Taketo Ryoma, Ogawa Katsuhiro, Shibata Tomotaka, Fujinaga Atsuro, Akagi Tomonori, Ninomiya Shigeo, Ueda Yoshitake, Shiroshita Hidefumi, Etoh Tsuyoshi, Inomata Masafumi
Department of Gastroenterological and Pediatric Surgery, Faculty of Medicine, Oita University, Idaigaoka 1-1, Hasama-Machi, Oita, 879-5593, Japan.
Department of Comprehensive Surgery for Community Medicine, Faculty of Medicine, Oita University, Oita, Japan.
Clin J Gastroenterol. 2025 Feb;18(1):37-42. doi: 10.1007/s12328-024-02056-0. Epub 2024 Oct 30.

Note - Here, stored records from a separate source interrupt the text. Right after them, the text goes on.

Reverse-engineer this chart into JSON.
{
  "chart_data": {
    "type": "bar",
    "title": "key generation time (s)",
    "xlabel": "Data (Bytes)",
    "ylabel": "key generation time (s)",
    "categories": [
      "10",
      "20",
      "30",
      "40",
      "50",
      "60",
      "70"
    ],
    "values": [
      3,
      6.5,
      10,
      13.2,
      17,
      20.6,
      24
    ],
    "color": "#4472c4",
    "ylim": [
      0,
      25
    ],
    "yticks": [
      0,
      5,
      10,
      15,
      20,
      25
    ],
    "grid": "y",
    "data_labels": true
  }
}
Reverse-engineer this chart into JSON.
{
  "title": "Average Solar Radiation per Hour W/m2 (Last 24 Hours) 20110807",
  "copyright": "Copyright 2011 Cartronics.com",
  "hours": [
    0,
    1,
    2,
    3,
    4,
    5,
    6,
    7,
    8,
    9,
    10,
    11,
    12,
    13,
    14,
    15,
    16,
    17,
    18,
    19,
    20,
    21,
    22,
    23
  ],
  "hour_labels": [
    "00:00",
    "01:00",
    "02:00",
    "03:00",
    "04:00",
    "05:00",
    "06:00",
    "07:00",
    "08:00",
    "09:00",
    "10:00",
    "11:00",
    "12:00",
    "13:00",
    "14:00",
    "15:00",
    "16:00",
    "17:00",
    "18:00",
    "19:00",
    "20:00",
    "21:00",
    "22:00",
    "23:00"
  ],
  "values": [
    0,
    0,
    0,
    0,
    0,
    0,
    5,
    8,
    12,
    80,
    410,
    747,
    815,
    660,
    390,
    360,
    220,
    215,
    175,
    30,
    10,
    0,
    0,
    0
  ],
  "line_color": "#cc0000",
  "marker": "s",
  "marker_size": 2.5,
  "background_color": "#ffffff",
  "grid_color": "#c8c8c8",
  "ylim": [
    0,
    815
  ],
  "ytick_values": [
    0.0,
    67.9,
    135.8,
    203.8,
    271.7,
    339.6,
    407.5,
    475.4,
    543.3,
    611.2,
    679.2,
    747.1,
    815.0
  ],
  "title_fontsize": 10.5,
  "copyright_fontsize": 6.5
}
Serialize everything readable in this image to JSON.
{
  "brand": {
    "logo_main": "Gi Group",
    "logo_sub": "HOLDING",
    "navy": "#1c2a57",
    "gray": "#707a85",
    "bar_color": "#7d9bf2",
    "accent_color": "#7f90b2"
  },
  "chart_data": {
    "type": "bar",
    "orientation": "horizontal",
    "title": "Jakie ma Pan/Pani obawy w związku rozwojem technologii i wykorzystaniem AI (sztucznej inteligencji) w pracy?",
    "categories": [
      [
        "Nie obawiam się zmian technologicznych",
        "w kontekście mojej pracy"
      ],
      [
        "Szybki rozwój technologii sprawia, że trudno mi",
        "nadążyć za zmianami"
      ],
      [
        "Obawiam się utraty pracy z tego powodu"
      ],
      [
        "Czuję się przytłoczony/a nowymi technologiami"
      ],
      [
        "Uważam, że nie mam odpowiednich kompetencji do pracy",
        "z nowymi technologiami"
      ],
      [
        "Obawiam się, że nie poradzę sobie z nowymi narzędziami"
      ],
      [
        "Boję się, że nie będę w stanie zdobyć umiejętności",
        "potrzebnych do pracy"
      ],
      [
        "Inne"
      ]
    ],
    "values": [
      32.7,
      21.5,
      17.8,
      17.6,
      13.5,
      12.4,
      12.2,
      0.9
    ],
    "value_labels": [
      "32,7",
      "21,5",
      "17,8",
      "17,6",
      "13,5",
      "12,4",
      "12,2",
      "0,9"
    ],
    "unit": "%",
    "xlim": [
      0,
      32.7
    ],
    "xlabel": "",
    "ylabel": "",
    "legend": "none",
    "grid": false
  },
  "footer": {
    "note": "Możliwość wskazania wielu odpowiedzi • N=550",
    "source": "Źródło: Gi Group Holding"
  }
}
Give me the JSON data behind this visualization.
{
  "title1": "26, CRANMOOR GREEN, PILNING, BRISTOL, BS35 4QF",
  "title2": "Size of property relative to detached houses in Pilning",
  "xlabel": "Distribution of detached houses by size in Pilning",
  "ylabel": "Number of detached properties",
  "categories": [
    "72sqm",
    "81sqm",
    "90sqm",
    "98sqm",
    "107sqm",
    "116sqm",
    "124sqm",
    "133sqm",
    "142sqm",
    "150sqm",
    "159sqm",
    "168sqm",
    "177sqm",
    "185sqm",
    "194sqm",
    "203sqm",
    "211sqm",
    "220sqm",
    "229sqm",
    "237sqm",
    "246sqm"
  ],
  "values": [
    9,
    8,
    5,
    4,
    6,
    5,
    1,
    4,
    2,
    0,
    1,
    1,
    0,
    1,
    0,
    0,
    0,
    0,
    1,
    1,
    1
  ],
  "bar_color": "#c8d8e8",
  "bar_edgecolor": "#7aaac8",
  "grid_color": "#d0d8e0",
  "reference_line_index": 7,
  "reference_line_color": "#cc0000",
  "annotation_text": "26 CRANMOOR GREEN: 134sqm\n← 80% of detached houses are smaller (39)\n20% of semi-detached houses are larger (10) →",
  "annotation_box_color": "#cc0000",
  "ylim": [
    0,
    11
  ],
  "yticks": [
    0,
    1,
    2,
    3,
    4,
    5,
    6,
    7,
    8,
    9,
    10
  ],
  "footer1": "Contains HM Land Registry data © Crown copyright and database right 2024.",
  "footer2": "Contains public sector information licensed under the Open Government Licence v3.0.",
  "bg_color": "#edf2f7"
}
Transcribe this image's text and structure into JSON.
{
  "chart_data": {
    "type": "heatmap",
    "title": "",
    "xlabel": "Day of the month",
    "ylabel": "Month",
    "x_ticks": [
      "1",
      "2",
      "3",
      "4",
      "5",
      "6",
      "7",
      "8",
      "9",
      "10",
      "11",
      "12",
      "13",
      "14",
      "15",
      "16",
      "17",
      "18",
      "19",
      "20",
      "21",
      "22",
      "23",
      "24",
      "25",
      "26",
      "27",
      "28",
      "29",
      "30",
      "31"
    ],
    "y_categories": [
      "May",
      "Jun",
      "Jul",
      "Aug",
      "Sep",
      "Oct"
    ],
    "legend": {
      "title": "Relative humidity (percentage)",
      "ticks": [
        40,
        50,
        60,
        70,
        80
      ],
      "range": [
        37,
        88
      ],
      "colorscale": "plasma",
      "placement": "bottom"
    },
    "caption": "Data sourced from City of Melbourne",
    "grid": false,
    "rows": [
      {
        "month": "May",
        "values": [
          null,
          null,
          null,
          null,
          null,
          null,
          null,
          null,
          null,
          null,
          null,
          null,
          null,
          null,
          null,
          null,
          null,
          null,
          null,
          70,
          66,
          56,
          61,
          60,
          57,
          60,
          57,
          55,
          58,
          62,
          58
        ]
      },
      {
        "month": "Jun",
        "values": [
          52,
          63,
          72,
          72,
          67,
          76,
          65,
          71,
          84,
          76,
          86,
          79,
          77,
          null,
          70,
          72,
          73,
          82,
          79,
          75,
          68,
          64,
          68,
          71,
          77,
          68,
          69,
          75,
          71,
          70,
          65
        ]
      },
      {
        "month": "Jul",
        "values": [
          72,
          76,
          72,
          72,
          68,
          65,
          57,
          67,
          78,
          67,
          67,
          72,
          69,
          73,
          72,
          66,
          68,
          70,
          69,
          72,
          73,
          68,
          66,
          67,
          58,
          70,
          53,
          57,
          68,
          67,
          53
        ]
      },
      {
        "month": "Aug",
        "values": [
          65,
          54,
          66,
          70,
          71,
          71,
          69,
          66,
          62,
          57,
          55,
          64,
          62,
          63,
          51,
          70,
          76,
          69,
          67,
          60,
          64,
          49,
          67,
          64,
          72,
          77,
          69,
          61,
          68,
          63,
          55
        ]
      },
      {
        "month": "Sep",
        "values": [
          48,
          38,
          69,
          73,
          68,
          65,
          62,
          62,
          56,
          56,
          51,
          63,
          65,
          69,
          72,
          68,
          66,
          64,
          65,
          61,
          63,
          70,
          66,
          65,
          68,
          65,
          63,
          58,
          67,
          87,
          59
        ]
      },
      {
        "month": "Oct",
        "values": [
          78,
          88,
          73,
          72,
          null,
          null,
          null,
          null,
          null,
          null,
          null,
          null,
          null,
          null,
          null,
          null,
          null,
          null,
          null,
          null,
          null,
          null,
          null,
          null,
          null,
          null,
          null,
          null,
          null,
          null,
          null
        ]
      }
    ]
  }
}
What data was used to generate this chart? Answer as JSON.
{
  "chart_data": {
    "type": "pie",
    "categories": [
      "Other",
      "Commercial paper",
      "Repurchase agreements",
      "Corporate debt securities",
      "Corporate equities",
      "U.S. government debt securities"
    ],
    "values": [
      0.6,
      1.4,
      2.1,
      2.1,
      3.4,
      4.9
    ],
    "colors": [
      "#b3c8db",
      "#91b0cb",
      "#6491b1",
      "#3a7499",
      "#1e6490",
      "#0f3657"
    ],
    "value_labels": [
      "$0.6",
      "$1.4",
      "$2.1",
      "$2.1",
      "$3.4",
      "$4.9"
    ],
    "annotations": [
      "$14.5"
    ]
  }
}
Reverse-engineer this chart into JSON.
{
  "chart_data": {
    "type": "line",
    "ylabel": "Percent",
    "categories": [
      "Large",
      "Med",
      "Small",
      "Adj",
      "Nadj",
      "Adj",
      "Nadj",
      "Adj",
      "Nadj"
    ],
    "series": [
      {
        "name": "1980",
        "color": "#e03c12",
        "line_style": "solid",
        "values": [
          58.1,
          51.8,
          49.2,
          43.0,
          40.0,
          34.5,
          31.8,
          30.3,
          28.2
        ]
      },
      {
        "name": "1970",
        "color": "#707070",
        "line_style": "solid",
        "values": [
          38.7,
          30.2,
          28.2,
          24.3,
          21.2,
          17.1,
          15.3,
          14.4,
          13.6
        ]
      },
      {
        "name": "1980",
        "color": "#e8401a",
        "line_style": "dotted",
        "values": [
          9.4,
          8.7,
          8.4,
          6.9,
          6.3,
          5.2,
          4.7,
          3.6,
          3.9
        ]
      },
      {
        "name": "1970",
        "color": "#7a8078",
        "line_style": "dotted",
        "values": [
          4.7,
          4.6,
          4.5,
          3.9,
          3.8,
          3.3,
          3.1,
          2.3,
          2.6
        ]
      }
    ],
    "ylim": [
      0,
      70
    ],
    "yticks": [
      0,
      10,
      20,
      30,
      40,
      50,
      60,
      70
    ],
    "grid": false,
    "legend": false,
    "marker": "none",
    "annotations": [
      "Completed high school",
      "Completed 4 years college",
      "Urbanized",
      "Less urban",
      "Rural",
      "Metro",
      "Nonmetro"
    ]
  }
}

Epiphrenic esophageal diverticulum is rare and often associated with abnormalities of esophageal motility. Here, we report a case of a patient diagnosed with high-resolution manometry as having epiphrenic esophageal diverticulum with esophagogastric junction outflow obstruction, which were successfully treated with laparoscopic transhiatal surgery. A 59-year-old woman presented to our hospital for treatment of a symptomatic epiphrenic esophageal diverticulum. An esophagogram revealed a left epiphrenic diverticulum measuring 50 mm. High-resolution manometry showed a high integrated relaxation pressure of 35.6 mmHg (> 26 mmHg) and preserved esophageal peristalsis. A chest computed tomography scan showed no external compression of the distal esophagus. Therefore, we diagnosed an epiphrenic esophageal diverticulum with esophagogastric junction outflow obstruction according to the Chicago Classification v3.0. Laparoscopic transhiatal diverticulectomy, planned and selective myotomy, and Dor fundoplication were performed. We performed myotomy just on the esophageal side and did not perform gastric myotomy. The postoperative course was uneventful, and the postoperative esophagogram showed smooth passage of contrast without leakage or stenosis. High-resolution manometry showed a normal integrated relaxation pressure (11.6 mmHg) at three months after surgery. Because an epiphrenic esophageal diverticulum is frequently associated with esophageal motility disorder, not only morphologic but also functional and appropriate treatment must be considered.
膈上型食管憩室较为罕见,常与食管动力异常相关。在此,我们报告一例患者,经高分辨率测压诊断为膈上型食管憩室合并食管胃交界部流出道梗阻,通过腹腔镜经裂孔手术成功治愈。一名59岁女性因有症状的膈上型食管憩室前来我院就诊。食管造影显示一个50毫米的左侧膈上型憩室。高分辨率测压显示综合松弛压较高,为35.6毫米汞柱(>26毫米汞柱),且食管蠕动保留。胸部计算机断层扫描显示食管远端无外部压迫。因此,根据芝加哥分类v3.0,我们诊断为膈上型食管憩室合并食管胃交界部流出道梗阻。实施了腹腔镜经裂孔憩室切除术、计划性选择性肌切开术和Dor胃底折叠术。我们仅在食管侧进行肌切开术,未进行胃肌切开术。术后过程顺利,术后食管造影显示造影剂通过顺畅,无渗漏或狭窄。术后三个月高分辨率测压显示综合松弛压正常(11.6毫米汞柱)。由于膈上型食管憩室常与食管动力障碍相关,不仅要考虑形态学治疗,还必须考虑功能性和适当的治疗。